Quanto pode uma aliança?

Mais do que os supostos deslizes do gestor que Louis Schweitzer, então presidente-executivo (CEO) da Renault, escolheu para liderar esta aliança, a crise de confiança que aflige a união Renault-Nissan reflecte a evolução deste casamento que, em 2019, deveria assinalar 20 anos. Por um lado, há a dúvida sobre a sustentabilidade de um matrimónio em que o parceiro mais pequeno (a Renault) manda mais do que o maior (a Nissan). Por outro lado, coloca-se a questão sobre a capacidade de a própria aliança continuar a beneficiar os nubentes.

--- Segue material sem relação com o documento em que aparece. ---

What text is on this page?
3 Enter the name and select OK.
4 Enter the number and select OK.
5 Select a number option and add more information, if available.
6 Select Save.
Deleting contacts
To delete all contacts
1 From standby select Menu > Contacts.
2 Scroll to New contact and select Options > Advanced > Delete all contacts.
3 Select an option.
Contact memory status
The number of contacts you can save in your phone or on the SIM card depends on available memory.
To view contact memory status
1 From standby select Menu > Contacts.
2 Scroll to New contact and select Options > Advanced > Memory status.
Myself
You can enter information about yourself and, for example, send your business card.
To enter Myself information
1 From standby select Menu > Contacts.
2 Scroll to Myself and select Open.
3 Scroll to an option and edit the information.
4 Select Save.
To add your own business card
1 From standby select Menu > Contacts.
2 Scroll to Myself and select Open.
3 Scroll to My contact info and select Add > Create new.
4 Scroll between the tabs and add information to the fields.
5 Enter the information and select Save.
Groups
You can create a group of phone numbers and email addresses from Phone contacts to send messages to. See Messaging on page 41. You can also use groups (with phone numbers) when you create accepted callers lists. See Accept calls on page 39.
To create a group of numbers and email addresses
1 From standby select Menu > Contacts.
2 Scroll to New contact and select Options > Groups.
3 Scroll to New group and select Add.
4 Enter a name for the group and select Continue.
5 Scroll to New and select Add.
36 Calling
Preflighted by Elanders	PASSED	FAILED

"A aliança beneficiou claramente os dois em termos de quotas de mercado, presença global, desenvolvimento tecnológico e redução de custos", analisam Caroline Palecki e Wiboon Kittilaksanawong, num trabalho de 2015 para a Western Ontario University (Canadá). Mas em 2014, a aliança lançou novos projectos de convergência em quatro áreas fundamentais (investigação e desenvolvimento, produção e logística, compras e recursos humanos) e, parecendo um caminho lógico, este passo adicional de integração levantou diversas questões, segundo os mesmos investigadores: "A busca de mais economias de escala à custa de uma crescente uniformização do produto limitaria a qualidade e a inovação? Os benefícios suplantariam os custos de organizar processos partilhados por duas entidades independentes e culturalmente distintas? Uma maior integração permitirá à aliança competir em simultâneo em mercados desenvolvidos e emergentes? Estaria em risco um dos pilares da aliança – a manutenção de identidades distintas –, minando a competitividade e sustentabilidade"? 

Antes da boda, a Nissan era vista como um caso perdido entre os fabricantes japoneses que, nos anos 80, lideraram a indústria. O domínio nipónico era tão avassalador que a França, primeiro, e a Comunidade Económica Europeia, depois, tentaram proteger os fabricantes europeus. Paris introduziu uma quota de importação de 3%, logo em 1976 e, 15 anos depois, a CEE adoptou quotas e uma taxa alfandegária de 10,3% (abolida em 2000).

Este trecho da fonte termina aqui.